“I was thinking Matty, my love, that you wanted a new evening dress. I don’t like you to be behind any one else, my dear, and that green skirt with the white jacket, though genteel enough, doesn’t seem quite the thing. I can’t tell what’s the matter with it, for the mohair in the skirts cost nine-pence half-penny a yard, and the first day you wore those dresses, girls, they shone as if they were silk, and your father asked me why I was so extravagant, and said that though he would like it he hadn’t money to dress you up in silk attire. Poor Bell has a turn for poetry, and if he had not lost his money through the badness of the coal trade, he’d make you look like three poems, that’s what he said to me. Well, well, somehow the dresses are handsome, and yet I don’t like them.”

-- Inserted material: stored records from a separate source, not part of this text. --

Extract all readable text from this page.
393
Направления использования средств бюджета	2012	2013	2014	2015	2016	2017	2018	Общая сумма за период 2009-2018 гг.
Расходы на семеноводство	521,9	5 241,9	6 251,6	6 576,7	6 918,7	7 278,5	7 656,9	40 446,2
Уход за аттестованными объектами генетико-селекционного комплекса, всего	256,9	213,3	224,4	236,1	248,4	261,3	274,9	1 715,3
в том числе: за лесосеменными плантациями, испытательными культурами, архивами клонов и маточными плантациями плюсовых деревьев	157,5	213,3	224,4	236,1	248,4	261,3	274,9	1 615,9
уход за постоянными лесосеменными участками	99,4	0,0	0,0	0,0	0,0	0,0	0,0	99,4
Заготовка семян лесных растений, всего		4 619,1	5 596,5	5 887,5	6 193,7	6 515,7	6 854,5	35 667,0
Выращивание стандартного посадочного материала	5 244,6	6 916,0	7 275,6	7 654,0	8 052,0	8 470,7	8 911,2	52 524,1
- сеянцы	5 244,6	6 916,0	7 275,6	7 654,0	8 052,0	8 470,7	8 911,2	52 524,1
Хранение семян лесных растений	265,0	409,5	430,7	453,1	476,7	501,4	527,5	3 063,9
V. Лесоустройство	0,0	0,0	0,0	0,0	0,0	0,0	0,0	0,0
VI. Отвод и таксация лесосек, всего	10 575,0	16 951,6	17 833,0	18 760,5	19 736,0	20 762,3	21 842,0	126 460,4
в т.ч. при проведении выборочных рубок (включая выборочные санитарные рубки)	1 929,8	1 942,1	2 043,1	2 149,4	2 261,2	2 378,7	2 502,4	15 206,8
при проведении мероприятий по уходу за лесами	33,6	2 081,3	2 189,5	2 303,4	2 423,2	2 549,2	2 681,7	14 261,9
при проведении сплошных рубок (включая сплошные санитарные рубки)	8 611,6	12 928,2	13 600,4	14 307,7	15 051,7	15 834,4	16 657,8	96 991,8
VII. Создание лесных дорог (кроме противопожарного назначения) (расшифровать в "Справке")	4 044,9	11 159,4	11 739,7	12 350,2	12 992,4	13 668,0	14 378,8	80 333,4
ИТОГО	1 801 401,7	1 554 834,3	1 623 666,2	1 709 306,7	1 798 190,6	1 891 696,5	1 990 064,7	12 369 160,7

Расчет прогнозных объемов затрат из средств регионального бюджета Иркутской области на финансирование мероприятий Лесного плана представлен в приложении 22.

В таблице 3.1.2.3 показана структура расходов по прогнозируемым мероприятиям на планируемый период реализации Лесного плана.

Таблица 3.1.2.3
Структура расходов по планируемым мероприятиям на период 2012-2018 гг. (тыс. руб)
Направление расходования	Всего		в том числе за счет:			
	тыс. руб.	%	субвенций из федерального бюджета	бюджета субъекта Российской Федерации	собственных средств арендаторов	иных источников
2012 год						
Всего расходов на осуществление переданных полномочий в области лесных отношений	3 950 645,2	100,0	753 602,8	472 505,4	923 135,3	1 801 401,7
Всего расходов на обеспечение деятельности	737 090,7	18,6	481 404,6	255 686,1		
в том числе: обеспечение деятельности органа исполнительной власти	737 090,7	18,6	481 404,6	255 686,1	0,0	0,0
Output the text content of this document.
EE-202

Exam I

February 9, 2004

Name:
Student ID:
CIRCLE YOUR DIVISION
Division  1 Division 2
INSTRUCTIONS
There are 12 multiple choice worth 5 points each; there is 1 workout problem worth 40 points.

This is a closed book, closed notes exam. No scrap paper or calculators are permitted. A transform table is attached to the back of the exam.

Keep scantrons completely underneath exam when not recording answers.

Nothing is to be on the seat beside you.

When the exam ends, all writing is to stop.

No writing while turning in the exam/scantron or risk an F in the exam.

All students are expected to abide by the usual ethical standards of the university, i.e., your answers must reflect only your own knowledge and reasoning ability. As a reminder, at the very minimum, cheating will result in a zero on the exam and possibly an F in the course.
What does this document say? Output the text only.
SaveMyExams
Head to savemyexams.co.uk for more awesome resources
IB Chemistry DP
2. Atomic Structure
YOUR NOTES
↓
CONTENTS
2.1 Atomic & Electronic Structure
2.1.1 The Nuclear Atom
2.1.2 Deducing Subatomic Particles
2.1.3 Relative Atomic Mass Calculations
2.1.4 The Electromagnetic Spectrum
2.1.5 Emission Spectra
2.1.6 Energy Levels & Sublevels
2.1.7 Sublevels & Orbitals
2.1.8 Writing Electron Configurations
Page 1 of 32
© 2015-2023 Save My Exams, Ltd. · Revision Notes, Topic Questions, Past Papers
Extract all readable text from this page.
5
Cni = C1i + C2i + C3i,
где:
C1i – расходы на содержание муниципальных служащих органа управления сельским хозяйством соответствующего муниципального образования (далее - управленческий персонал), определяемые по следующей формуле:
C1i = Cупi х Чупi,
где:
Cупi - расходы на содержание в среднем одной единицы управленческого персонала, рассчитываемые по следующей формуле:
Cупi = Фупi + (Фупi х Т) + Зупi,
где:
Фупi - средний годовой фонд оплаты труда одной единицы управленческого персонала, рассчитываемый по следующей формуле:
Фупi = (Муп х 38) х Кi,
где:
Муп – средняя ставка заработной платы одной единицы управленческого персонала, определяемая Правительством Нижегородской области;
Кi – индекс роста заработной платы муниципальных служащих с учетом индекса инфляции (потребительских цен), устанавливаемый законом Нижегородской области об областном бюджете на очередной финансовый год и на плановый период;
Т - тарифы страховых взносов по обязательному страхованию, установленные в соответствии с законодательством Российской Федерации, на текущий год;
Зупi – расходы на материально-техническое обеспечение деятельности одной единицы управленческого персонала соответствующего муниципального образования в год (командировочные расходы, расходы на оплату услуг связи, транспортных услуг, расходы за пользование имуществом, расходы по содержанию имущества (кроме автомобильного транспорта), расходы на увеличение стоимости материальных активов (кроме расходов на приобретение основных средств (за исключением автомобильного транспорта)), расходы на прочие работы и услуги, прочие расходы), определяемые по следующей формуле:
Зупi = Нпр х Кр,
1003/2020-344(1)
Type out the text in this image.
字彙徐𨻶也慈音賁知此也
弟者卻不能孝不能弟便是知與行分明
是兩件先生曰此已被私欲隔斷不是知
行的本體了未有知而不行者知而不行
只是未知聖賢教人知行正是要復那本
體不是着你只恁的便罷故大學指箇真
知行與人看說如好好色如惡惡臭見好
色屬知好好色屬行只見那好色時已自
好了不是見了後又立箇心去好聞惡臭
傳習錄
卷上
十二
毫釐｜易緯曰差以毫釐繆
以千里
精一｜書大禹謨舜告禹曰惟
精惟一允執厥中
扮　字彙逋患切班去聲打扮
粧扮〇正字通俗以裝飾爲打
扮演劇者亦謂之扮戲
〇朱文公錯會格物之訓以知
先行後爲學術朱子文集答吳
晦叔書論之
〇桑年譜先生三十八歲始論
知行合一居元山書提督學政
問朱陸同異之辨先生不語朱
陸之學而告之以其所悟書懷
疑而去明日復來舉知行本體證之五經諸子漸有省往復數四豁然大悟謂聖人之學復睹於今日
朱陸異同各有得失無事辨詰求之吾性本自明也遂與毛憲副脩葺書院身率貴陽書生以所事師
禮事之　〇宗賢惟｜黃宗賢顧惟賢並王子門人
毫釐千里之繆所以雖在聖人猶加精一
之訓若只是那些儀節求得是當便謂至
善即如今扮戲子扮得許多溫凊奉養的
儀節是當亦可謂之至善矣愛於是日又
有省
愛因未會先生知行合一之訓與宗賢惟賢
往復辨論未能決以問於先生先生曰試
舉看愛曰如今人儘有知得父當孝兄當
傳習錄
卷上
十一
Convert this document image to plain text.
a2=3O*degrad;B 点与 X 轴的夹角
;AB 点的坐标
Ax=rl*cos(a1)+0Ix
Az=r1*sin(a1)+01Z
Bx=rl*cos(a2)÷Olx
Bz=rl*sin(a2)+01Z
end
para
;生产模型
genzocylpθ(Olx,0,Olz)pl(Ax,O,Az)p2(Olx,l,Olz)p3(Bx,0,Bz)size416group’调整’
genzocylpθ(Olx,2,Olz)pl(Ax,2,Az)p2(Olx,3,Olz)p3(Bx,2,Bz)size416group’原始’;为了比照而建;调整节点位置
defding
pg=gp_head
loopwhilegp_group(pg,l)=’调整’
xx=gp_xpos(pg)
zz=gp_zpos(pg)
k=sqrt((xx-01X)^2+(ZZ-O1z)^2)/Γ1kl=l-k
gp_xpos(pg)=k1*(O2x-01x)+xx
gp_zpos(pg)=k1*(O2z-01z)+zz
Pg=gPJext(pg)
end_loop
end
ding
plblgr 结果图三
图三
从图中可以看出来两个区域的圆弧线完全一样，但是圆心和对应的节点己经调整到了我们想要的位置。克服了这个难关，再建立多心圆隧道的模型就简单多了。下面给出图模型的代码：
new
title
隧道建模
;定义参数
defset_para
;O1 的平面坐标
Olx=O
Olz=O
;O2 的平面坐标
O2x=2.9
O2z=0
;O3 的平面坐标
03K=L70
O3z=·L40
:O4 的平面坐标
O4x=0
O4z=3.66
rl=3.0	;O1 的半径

“They’re hideous,” said Matty, kicking out her foot with a petulant movement. “Somehow, those home-made dresses never look right. They don’t sit properly. We weren’t a bit like the other girls at Mrs. Meadowsweet’s a fortnight ago.”
“No,” said Alice, “we weren’t. The Bertrams had nothing but full skirts and baby bodies, and sashes round their waists, just like little girls. Mabel Bertram’s dress was only down to her ankles—nothing could have been plainer—no style at all, and yet we didn’t look like them.”
“Well,” said the mother, bristling and bridling, “handsome dresses or not, somebody admired somebody at that party, or I’m greatly mistaken. Well, Matty dear, what would you fancy for evening wear? If my purse will stand it you shall have it. I won’t have you behind no one, my love.”
It was at this critical moment, when Matty’s giggles prevented her speaking, and Alice was casting some truly sarcastic and sisterly shafts at her, that Sophy burst open the door, and announced, in an excited voice, that Mrs. Middlemass, the pedler, had just stepped into the hall.
“She has got some lovely things to-day,” exclaimed Sophy. “Shall we have her up, mamma? Have we anything to exchange?”
“It’s only a week since she was here,” replied Mrs. Bell. “And she pretty nearly cleared us out then. Still it would be a comfort if we could squeeze a frock for Matty out of her. I could buy the trimmings easy enough for you, Matty, at Perry’s, if I hadn’t to pay for the stuff. Dear, dear, now what can we exchange? Look here, Sophy, run, like a good child, to your father’s wardrobe, and see if there are a couple of pairs of old trousers gone at the knees, and maybe that great-coat of his that had one of the flaps torn, and the patch on the left sleeve. It was warm, certainly, but it always was a show, that great-coat. Maybe he wouldn’t miss it, or at any rate he’d give it up to help to settle Matty.”
“Lor, ma, I really do think you are indelicate, when the man hasn’t even proposed!” exclaimed Alice. “There’s Matty, she’s off giggling again. I do believe she’ll soon laugh day and night without stopping.”